Hi there all i hope someone can help me with this little problem i am experiencing. I recently got some twisted ss316 coils from a friend and popped them into my ammit dual coil... i used cotton bacon and the wick is nice and tight. reading at 0.18ohm i have tried different wattages and i get a lot of juice popping and spitting i have tried temperature mode... same story. I know i must be doing something wrong as i am quite new to building. I previously had some leaking issues but that is sorted now that i use more cotton. Any advice would be greatly apreciated.


----------



## Christos (7/9/17)

Shifty said:


> Hi there all i hope someone can help me with this little problem i am experiencing. I recently got some twisted ss316 coils from a friend and popped them into my ammit dual coil... i used cotton bacon and the wick is nice and tight. reading at 0.18ohm i have tried different wattages and i get a lot of juice popping and spitting i have tried temperature mode... same story. I know i must be doing something wrong as i am quite new to building. I previously had some leaking issues but that is sorted now that i use more cotton. Any advice would be greatly apreciated.


I've never managed to tame twisted wire...
You can try even more cotton I. E. Very tight but my experience with twisted wire is also lots of spitting.

Reactions: Like 1


----------



## Shifty (7/9/17)

Thank you @Christos i think i will avoid them in future not a very enjoyable experience

Reactions: Like 1


----------



## Tank88 (7/9/17)

I would recommend maybe using Ni80 aliens or fused Clapton. I'm using Coil Company aliens in mine and I've never experienced any spitting and the flavour is insane.


----------



## Shifty (7/9/17)

Tank88 said:


> I would recommend maybe using Ni80 aliens or fused Clapton. I'm using Coil Company aliens in mine and I've never experienced any spitting and the flavour is insane.


Thank you @Tank88 i will try that 

Sent from my ALE-L21 using Tapatalk

Reactions: Like 1


----------



## SarushanP (8/9/17)

Shifty said:


> Hi there all i hope someone can help me with this little problem i am experiencing. I recently got some twisted ss316 coils from a friend and popped them into my ammit dual coil... i used cotton bacon and the wick is nice and tight. reading at 0.18ohm i have tried different wattages and i get a lot of juice popping and spitting i have tried temperature mode... same story. I know i must be doing something wrong as i am quite new to building.
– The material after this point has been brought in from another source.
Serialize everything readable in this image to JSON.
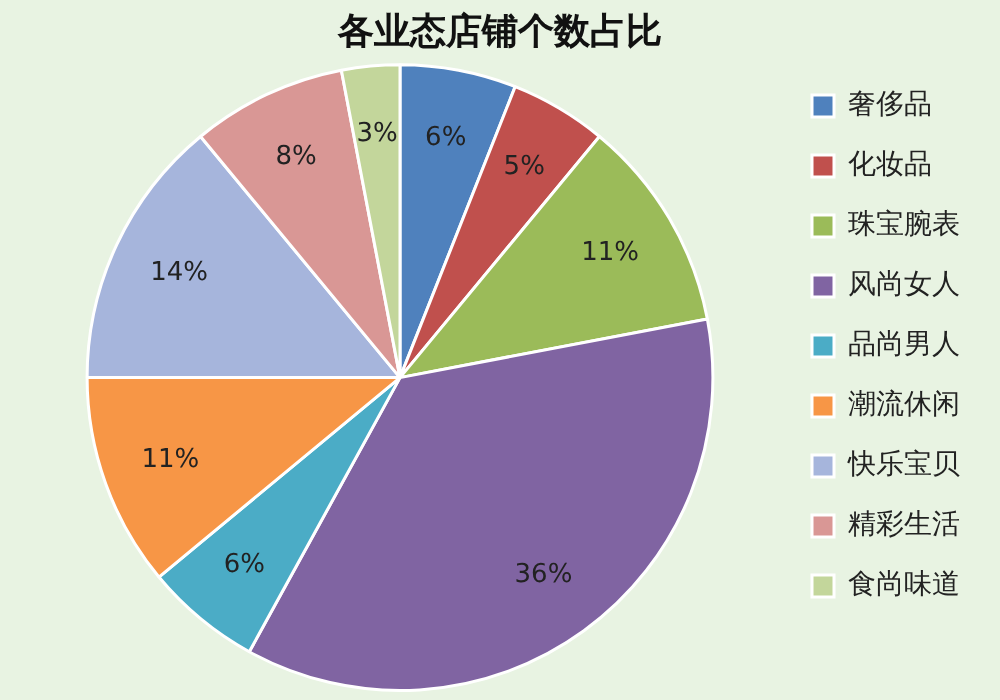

I previously had some leaking issues but that is sorted now that i use more cotton. Any advice would be greatly apreciated.



Hi Shifty,
I've got Ammit 25, the single coil tank. I'm using a triple twisted 26g kanthal build that ohms out at around 0.5... when I fill up the tank i tend to get a little spit back. What I've found helps for me, if that happens, is when i go to fire the mod i exhale instead of inhaling, you should see vapor coming out the airflow holes... After that i take a drag and no more spit back... You can maybe try that and see if it helps?


----------



## Shifty (8/9/17)

Cool thank you @SarushanP

Sent from my ALE-L21 using Tapatalk


----------